Plaintiffs’ legal argument
Plaintiffs told the court the RFP violates the Mental Health Code in at least two ways: (1) the RFP would reassign managed‑care functions (including recipient‑rights responsibilities) away from CMHSPs in ways the statute does not permit, and (2) the RFP redesigns regional boundaries and bidder eligibility in ways that eliminate or disenfranchise existing regional PIHP entities that the legislature authorized. Plaintiffs pointed to specific statutory provisions discussed at the hearing (including provisions in the Mental Health Code authorizing regional entities and CMHSP duties) and urged the court to declare the RFP unlawful and to halt contract awards.
State’s position
MDHHS lawyers said the department has authority to redesign procurement to address perceived fragmentation and accountability concerns, and to require organizational and governance changes for entities that will hold PIHP contracts. The state emphasized that the RFP is intended to create fewer, larger regional PIHPs with centralized contracting and administrative oversight, and that MDHHS must balance federal requirements, actuarial rate setting and practical implementation timelines.

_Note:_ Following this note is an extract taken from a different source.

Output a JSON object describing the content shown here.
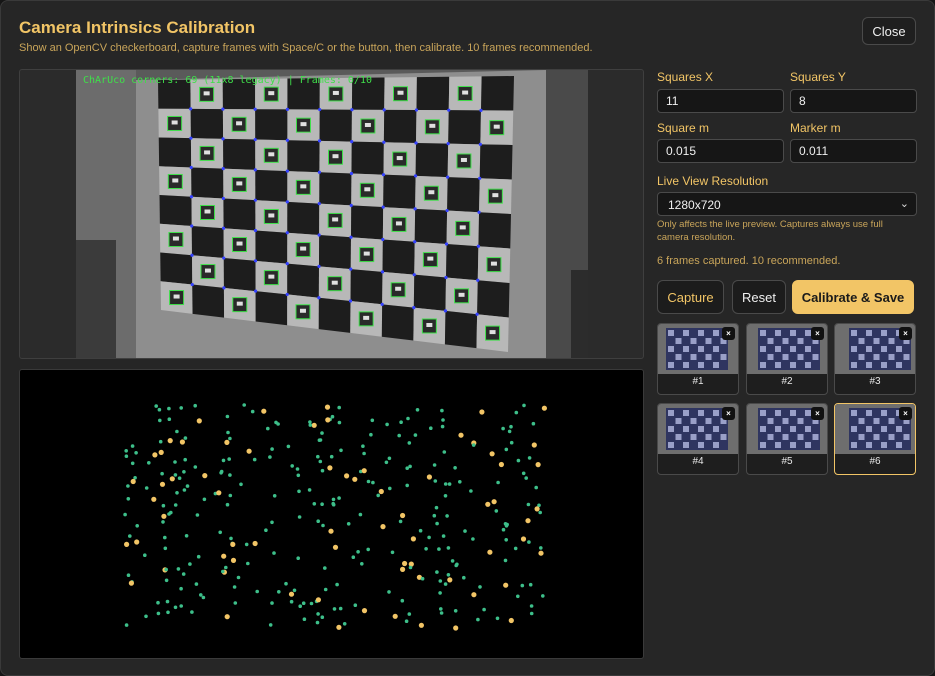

Court procedure and next steps
The judge repeatedly noted the high standard for injunctive relief against public officials, and said he intended to issue a written decision on the injunction, related summary‑disposition issues and any declaratory relief on an expedited timetable. The judge told counsel, “I promise, you will get an answer no later than Tuesday,” and said he was reluctant to issue an injunction without first giving the state the opportunity to comply with any declaration of law the court might issue.
What the hearing did not resolve
No final judicial decision was announced at the hearing. The court has not yet ruled on the preliminary‑injunction motion or any declaratory relief; those motions remain under advisement. The record includes testimony and documents about procurement history, federal waivers, recent MDHHS press materials and the department’s timeline for contract transitions (testimony referenced existing contract language that extends only to Sept. 30, 2026, for certain PIHPs), but the court did not make a final factual finding at the hearing.
Outlook
If the court issues declaratory relief finding the RFP inconsistent with the Mental Health Code, MDHHS would likely need to revise its procurement approach or seek legislative change; if the court denies relief, the RFP process could proceed and incumbents would face a compressed timeline to reconstitute to meet bidder requirements. The judge’s forthcoming written decision will clarify whether the court finds a statutory violation and whether injunctive relief is appropriate.
Reporting note: All quotes and attributions in this article are taken from the hearing transcript and are attributed only to speakers identified in the proceedings.